I was reading elsewhere on the interglobalknowsitallwebnet that all O-rings should be replaced when converting from R12. Said that could be 10-15 O-rings. Is that true in our cruisers? If so, what size and quantity are needed? A couple more questions embedded below.

I hope to convert mine myself (FJ62) but I have an estimate from my shop to fix/convert my ac that includes: (1) Compressor - I have one used from another Mudder that is said to be good, (2) Receiver Drier - will get local, (3) Retrofit Kit - $64 - is this the fittings described above and new oil? Quantity = 2? Is there a good part number and source?, (4) "Green A/C ORING" - $1.07 - does green denote size?, and (5) 32 Oz freon 134A.

Have seen reference to "flushing" lines in the process. Needed and if yes, what is the process/medium?

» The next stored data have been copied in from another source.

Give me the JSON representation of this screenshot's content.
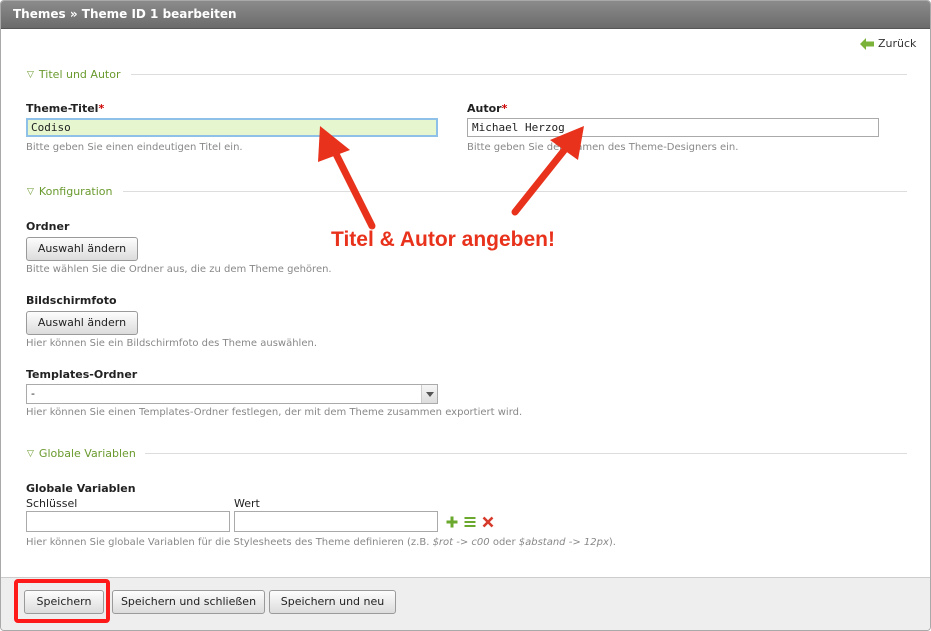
{
  "header": {
    "title": "Themes » Theme ID 1 bearbeiten"
  },
  "nav": {
    "back_label": "Zurück"
  },
  "section_title_author": {
    "legend": "Titel und Autor",
    "theme_title_label": "Theme-Titel",
    "theme_title_required": "*",
    "theme_title_value": "Codiso",
    "theme_title_hint": "Bitte geben Sie einen eindeutigen Titel ein.",
    "author_label": "Autor",
    "author_required": "*",
    "author_value": "Michael Herzog",
    "author_hint": "Bitte geben Sie den Namen des Theme-Designers ein."
  },
  "section_config": {
    "legend": "Konfiguration",
    "folder_label": "Ordner",
    "folder_button": "Auswahl ändern",
    "folder_hint": "Bitte wählen Sie die Ordner aus, die zu dem Theme gehören.",
    "screenshot_label": "Bildschirmfoto",
    "screenshot_button": "Auswahl ändern",
    "screenshot_hint": "Hier können Sie ein Bildschirmfoto des Theme auswählen.",
    "templates_label": "Templates-Ordner",
    "templates_value": "-",
    "templates_hint": "Hier können Sie einen Templates-Ordner festlegen, der mit dem Theme zusammen exportiert wird."
  },
  "section_vars": {
    "legend": "Globale Variablen",
    "label": "Globale Variablen",
    "key_label": "Schlüssel",
    "value_label": "Wert",
    "key_value": "",
    "value_value": "",
    "hint_prefix": "Hier können Sie globale Variablen für die Stylesheets des Theme definieren (z.B. ",
    "hint_ex1": "$rot -> c00",
    "hint_mid": " oder ",
    "hint_ex2": "$abstand -> 12px",
    "hint_suffix": ")."
  },
  "footer": {
    "save": "Speichern",
    "save_close": "Speichern und schließen",
    "save_new": "Speichern und neu"
  },
  "annotation": {
    "text": "Titel & Autor angeben!"
  },
  "colors": {
    "accent_green": "#6a9a2e",
    "required_red": "#cc0000",
    "annotation_red": "#e8321c",
    "highlight_box": "#ff1a1a",
    "focus_bg": "#e6f7cf"
  }
}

Where exactly does the new oil go and should this only be added after the newly put together system has been evacuated and before adding the new freon? I don't have the tools/knowledge or know folks to do the evacuation/freon on the budget plan but do plan to do the wrenching and save a bunch on their labor. Appreciate your advice.
 
I was reading elsewhere on the interglobalknowsitallwebnet that all O-rings should be replaced when converting from R12. Said that could be 10-15 O-rings. Is that true in our cruisers? If so, what size and quantity are needed? A couple more questions embedded below.

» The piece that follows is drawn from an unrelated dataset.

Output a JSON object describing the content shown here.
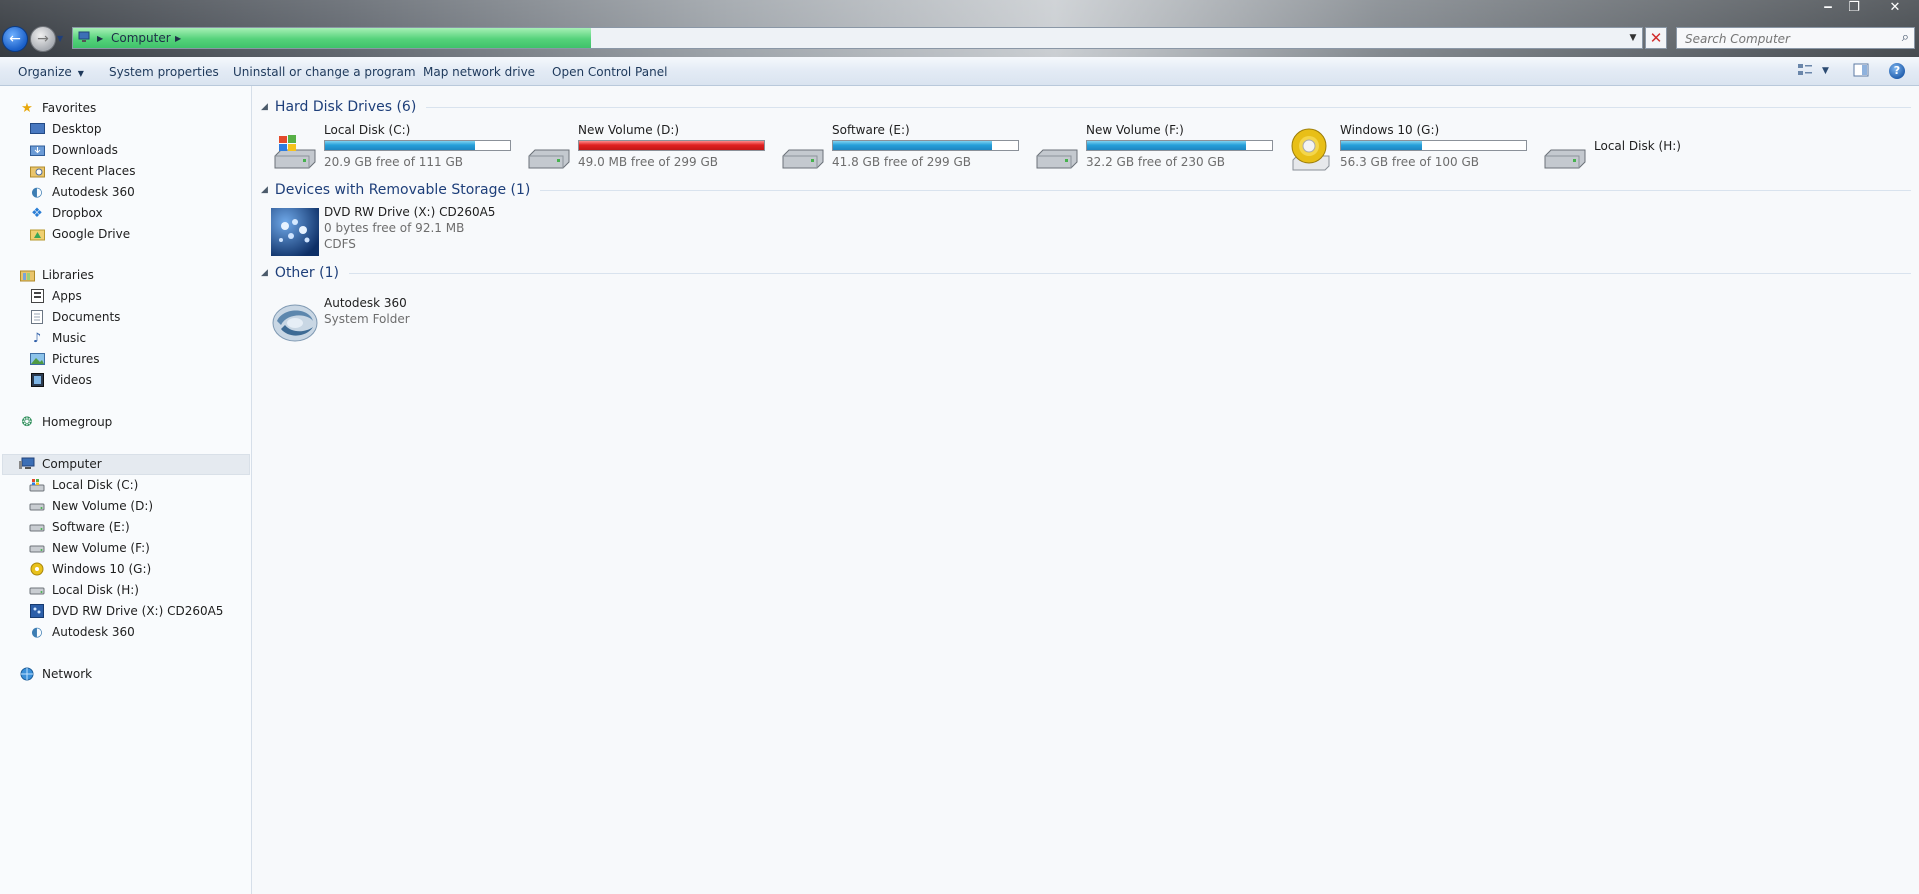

I hope to convert mine myself (FJ62) but I have an estimate from my shop to fix/convert my ac that includes: (1) Compressor - I have one used from another Mudder that is said to be good, (2) Receiver Drier - will get local, (3) Retrofit Kit - $64 - is this the fittings described above and new oil? Quantity = 2? Is there a good part number and source?, (4) "Green A/C ORING" - $1.07 - does green denote size?, and (5) 32 Oz freon 134A.

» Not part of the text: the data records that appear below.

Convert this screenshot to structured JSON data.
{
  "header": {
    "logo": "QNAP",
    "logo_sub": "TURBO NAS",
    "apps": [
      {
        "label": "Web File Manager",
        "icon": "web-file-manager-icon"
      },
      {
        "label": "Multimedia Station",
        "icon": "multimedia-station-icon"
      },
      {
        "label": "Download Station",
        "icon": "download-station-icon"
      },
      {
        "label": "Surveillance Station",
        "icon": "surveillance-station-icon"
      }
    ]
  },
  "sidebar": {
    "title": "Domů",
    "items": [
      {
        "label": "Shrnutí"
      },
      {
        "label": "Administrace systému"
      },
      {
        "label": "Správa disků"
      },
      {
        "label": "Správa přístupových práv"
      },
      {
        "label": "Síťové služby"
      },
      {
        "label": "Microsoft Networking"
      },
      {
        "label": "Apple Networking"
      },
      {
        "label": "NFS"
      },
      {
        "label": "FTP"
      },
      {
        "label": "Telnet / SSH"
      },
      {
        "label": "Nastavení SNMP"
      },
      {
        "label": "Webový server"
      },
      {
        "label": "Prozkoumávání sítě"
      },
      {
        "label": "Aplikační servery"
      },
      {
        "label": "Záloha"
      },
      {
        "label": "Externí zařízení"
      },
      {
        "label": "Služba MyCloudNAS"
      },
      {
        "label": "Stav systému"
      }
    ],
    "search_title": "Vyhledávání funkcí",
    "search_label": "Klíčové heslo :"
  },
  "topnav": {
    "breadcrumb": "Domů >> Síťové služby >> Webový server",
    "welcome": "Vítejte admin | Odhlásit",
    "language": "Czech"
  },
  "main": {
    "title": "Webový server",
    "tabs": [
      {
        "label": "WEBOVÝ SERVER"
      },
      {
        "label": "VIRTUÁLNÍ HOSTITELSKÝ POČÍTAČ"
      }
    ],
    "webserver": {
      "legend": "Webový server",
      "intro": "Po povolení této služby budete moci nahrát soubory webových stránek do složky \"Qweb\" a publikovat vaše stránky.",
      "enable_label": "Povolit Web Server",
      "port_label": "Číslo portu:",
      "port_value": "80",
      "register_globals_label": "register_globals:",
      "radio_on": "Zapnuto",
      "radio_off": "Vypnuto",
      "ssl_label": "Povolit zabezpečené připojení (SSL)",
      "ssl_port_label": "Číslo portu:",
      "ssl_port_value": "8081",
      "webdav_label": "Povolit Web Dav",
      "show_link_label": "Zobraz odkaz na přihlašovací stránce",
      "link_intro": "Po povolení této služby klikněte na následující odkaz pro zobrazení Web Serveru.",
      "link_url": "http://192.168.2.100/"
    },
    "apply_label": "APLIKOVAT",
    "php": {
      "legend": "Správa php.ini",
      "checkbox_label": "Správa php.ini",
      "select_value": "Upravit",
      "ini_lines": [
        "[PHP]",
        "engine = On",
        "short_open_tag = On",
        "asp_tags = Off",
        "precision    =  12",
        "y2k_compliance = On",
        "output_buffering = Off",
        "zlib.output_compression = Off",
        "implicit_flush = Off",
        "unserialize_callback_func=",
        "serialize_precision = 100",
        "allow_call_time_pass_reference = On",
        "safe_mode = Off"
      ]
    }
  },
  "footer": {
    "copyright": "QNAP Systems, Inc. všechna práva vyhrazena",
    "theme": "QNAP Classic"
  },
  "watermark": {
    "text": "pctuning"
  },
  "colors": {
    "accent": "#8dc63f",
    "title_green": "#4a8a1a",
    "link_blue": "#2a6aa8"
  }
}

Have seen reference to "flushing" lines in the process. Needed and if yes, what is the process/medium?

Where exactly does the new oil go and should this only be added after the newly put together system has been evacuated and before adding the new freon? I don't have the tools/knowledge or know folks to do the evacuation/freon on the budget plan but do plan to do the wrenching and save a bunch on their labor. Appreciate your advice.

Replacing the o-rings is a good idea regardless whether you're retro-fitting or not. You can buy an o-ring kit (MT2582) for $5 that will give you all the o-rings in the system (and more). Green denotes the material the o-rings are made of, not the size. Don't waste $64 on an "retro kit", you just need PAG 46 oil (<$8.00) and the two fittings shown in the post above ($10). See the post above concerning the amount of R134a needed. 32oz will result in a severe overcharge. You only need to flush the lines if there's debris in them from the compressor coming apart internally which is not common on LC's. After you've drained the oil from the old compressor, add the new oil to the suction port, the one where the larger hose attaches. Once you've installed the compressor, spin the front hub of the compressor a dozen times to distribute the oil. Replace the drier last, then take it to be evacuated and recharged.
 
2) R12 carries the mineral oil with it and it forms an extra barrier in the hoses that help it stop the refrigerant from permeating the hose-not so with R134a.


isnt R134A sold with the proper lubricant already in it?

I used to be a manager at vatozone and I remember selling R134A that had lubricant and some sort of conditioner as well. They even had some R134A that had a stop leak in it...lol but I dont think it worked to well.
 
isnt R134A sold with the proper lubricant already in it?

I used to be a manager at vatozone and I remember selling R134A that had lubricant and some sort of conditioner as well. They even had some R134A that had a stop leak in it...lol but I dont think it worked to well.

Yes, some brands of R134a have oil and/or sealers in them. There are two issues with this: 1) the oil is "universal" rather than the specific type for the system and 2) if the system already has oil in it, adding extra oil will degrade the system performance. Sealers are generally bad news, they can kill an R/R/R machine.